10.19746/j.cnki.issn.1009-2137.2022.02.004
- Author:
Li-Yan SUN
1
;
Yun-Ping XU
2
Author Information
1. Institute of Transfusion Medicine, Shenzhen Blood Center, Shenzhen 518035, Guangdong Province, China.
2. Institute of Transfusion Medicine, Shenzhen Blood Center, Shenzhen 518035, Guangdong Province, China,E-mail: yunpingxu1982@qq.com.
- Publication Type:Journal Article
- Keywords:
genotype;
leukemia;
lymphoid leukemia;
myeloid leukemia;
soluble HLA-E molecule
- MeSH:
Genotype;
Histocompatibility Antigens Class I/genetics*;
Humans;
Leukemia/genetics*;
Polymorphism, Genetic
- From:
Journal of Experimental Hematology
2022;30(2):346-350
- CountryChina
- Language:Chinese
-
Abstract:
OBJECTIVE:To explore the relationship between the level of soluble HLA-E (sHLA-E) molecules in plasma and gene polymorphism and leukemia in Shenzhen of China.
METHODS:Enzyme-linked immunosorbent assay was used to detect sHLA-E level in plasma of 103 leukemia patients and 113 healthy blood donors. PCR-SBT was used to identify the HLA-E genotype of 73 leukemia patients and 76 healthy blood donors.

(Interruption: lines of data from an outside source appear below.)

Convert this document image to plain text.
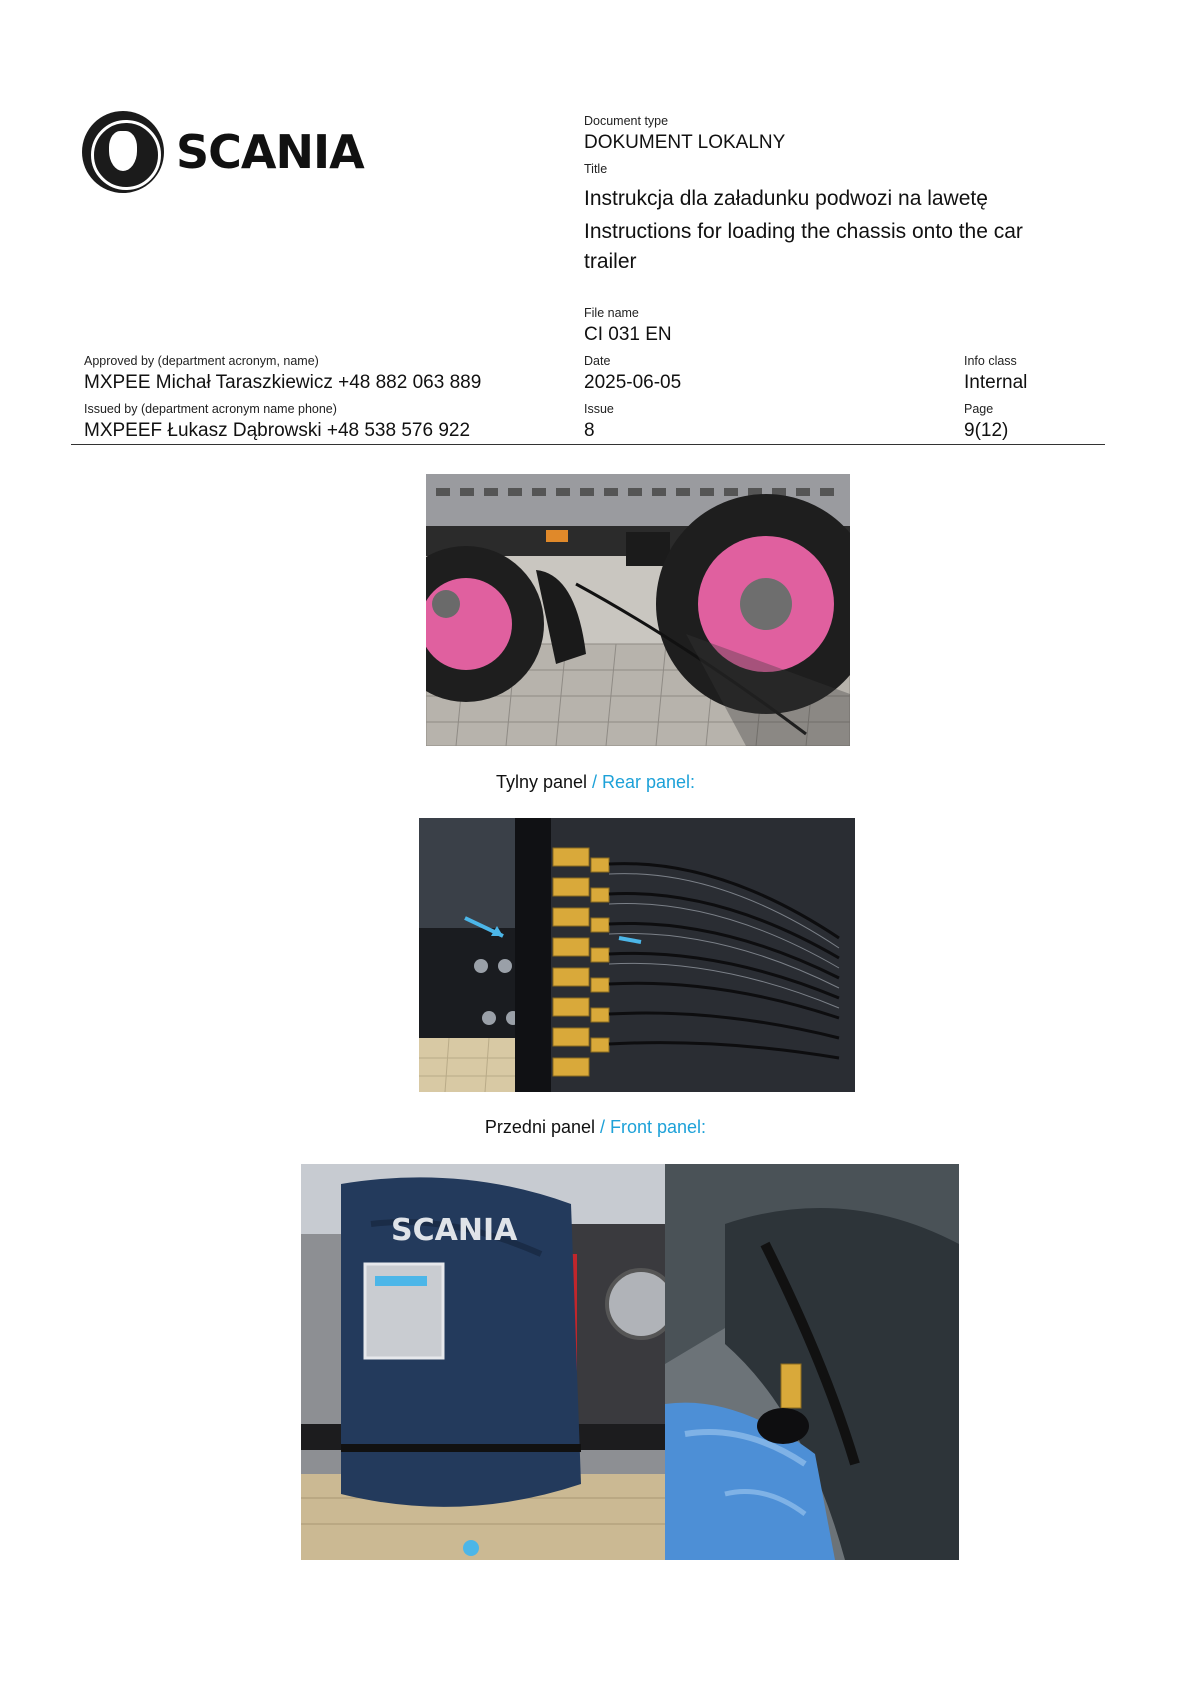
SCANIA
Document type
DOKUMENT LOKALNY
Title
Instrukcja dla załadunku podwozi na lawetę
Instructions for loading the chassis onto the car trailer
File name
CI 031 EN
Approved by (department acronym, name)
MXPEE Michał Taraszkiewicz +48 882 063 889
Date
2025-06-05
Info class
Internal
Issued by (department acronym name phone)
MXPEEF Łukasz Dąbrowski +48 538 576 922
Issue
8
Page
9(12)
Tylny panel / Rear panel:
Przedni panel / Front panel:
SCANIA
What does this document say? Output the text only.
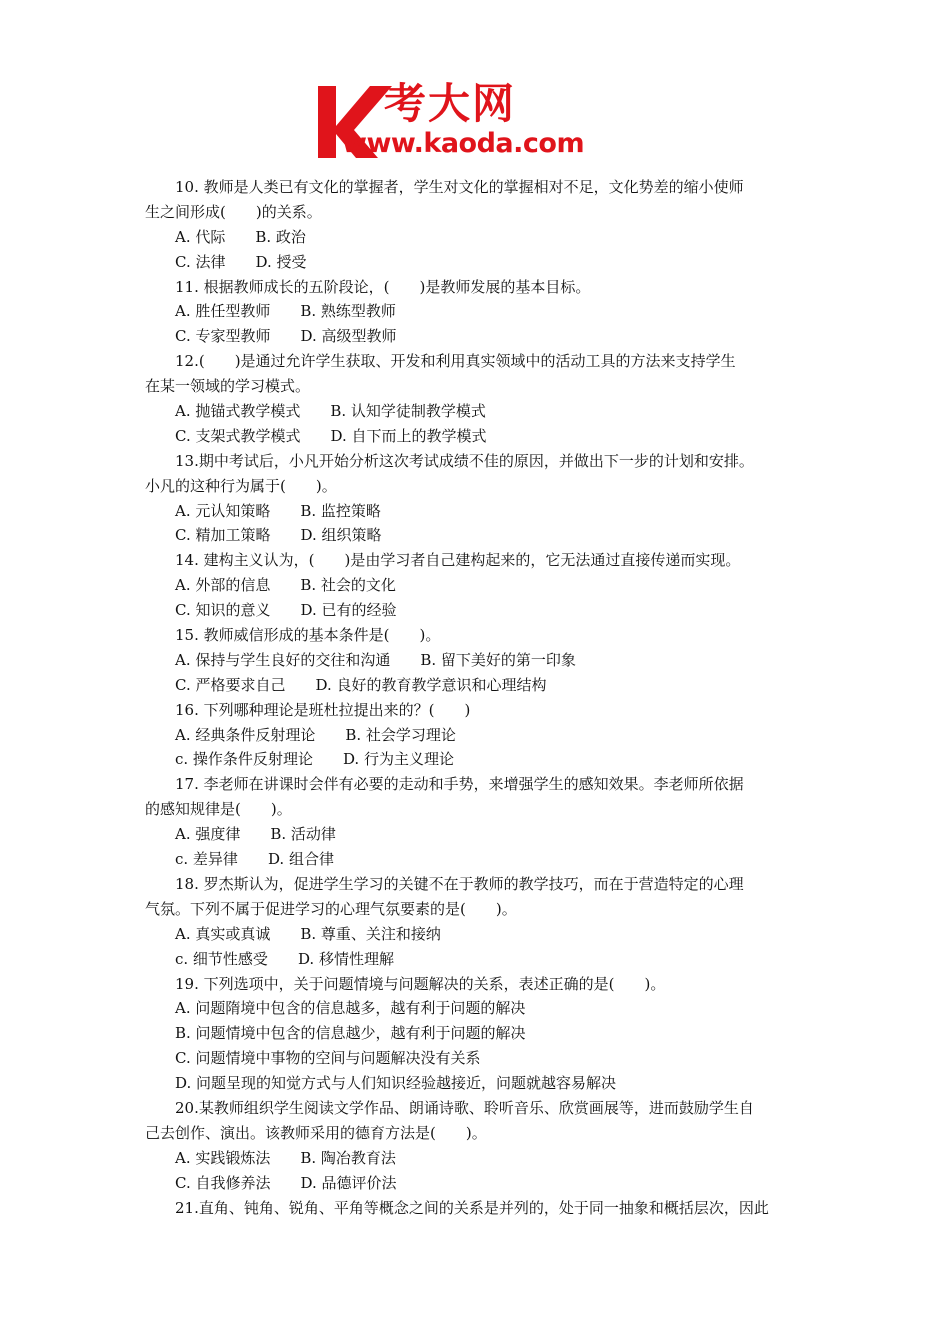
考大网
www.kaoda.com
10. 教师是人类已有文化的掌握者，学生对文化的掌握相对不足，文化势差的缩小使师
生之间形成(　　)的关系。
A. 代际　　B. 政治
C. 法律　　D. 授受
11. 根据教师成长的五阶段论，(　　)是教师发展的基本目标。
A. 胜任型教师　　B. 熟练型教师
C. 专家型教师　　D. 高级型教师
12.(　　)是通过允许学生获取、开发和利用真实领域中的活动工具的方法来支持学生
在某一领域的学习模式。
A. 抛锚式教学模式　　B. 认知学徒制教学模式
C. 支架式教学模式　　D. 自下而上的教学模式
13.期中考试后，小凡开始分析这次考试成绩不佳的原因，并做出下一步的计划和安排。
小凡的这种行为属于(　　)。
A. 元认知策略　　B. 监控策略
C. 精加工策略　　D. 组织策略
14. 建构主义认为，(　　)是由学习者自己建构起来的，它无法通过直接传递而实现。
A. 外部的信息　　B. 社会的文化
C. 知识的意义　　D. 已有的经验
15. 教师威信形成的基本条件是(　　)。
A. 保持与学生良好的交往和沟通　　B. 留下美好的第一印象
C. 严格要求自己　　D. 良好的教育教学意识和心理结构
16. 下列哪种理论是班杜拉提出来的？(　　)
A. 经典条件反射理论　　B. 社会学习理论
c. 操作条件反射理论　　D. 行为主义理论
17. 李老师在讲课时会伴有必要的走动和手势，来增强学生的感知效果。李老师所依据
的感知规律是(　　)。
A. 强度律　　B. 活动律
c. 差异律　　D. 组合律
18. 罗杰斯认为，促进学生学习的关键不在于教师的教学技巧，而在于营造特定的心理
气氛。下列不属于促进学习的心理气氛要素的是(　　)。
A. 真实或真诚　　B. 尊重、关注和接纳
c. 细节性感受　　D. 移情性理解
19. 下列选项中，关于问题情境与问题解决的关系，表述正确的是(　　)。
A. 问题隋境中包含的信息越多，越有利于问题的解决
B. 问题情境中包含的信息越少，越有利于问题的解决
C. 问题情境中事物的空间与问题解决没有关系
D. 问题呈现的知觉方式与人们知识经验越接近，问题就越容易解决
20.某教师组织学生阅读文学作品、朗诵诗歌、聆听音乐、欣赏画展等，进而鼓励学生自
己去创作、演出。该教师采用的德育方法是(　　)。
A. 实践锻炼法　　B. 陶冶教育法
C. 自我修养法　　D. 品德评价法
21.直角、钝角、锐角、平角等概念之间的关系是并列的，处于同一抽象和概括层次，因此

RESULTS:The level of plasma sHLA-E of 103 leukemia patients was significantly higher than that of 113 healthy blood donors (P<0.001); And the level of plasma sHLA-E in 77 myeloid leukemia patients was also significantly higher (P<0.001). The percentage of patients with plasma sHLA-E concentration of 0-199 ng/ml in leukemia and myeloid leukemia patients was 37.86% and 32.47%, respectively, which was significantly lower than 53.98% of healthy donors, the difference was statistically significant (P<0.05, P<0.01); While, when the plasma sHLA-E concentration was more than 400 ng/ml, the percentage was 33.01% and 36.36%, respectively, which was significantly higher than 13.28% of healthy donors, the difference was also statistically significant (P=0.001, P<0.001). There was no significant difference in the level of plasma sHLA-E among different HLA-E genotypes (P>0.05), whether healthy blood donors or leukemia patients.
CONCLUSION:The level of plasma sHLA-E in patients with leukemia (especially myeloid leukemia) is significantly higher than that of healthy blood donors, but different HLA-E genotypes do not affect the level of plasma sHLA-E. A cut-off value for the concentration of plasma sHLA-E (recommended risk value >400 ng/ml) can be set to assess the risk of certain pre-leukemia patients.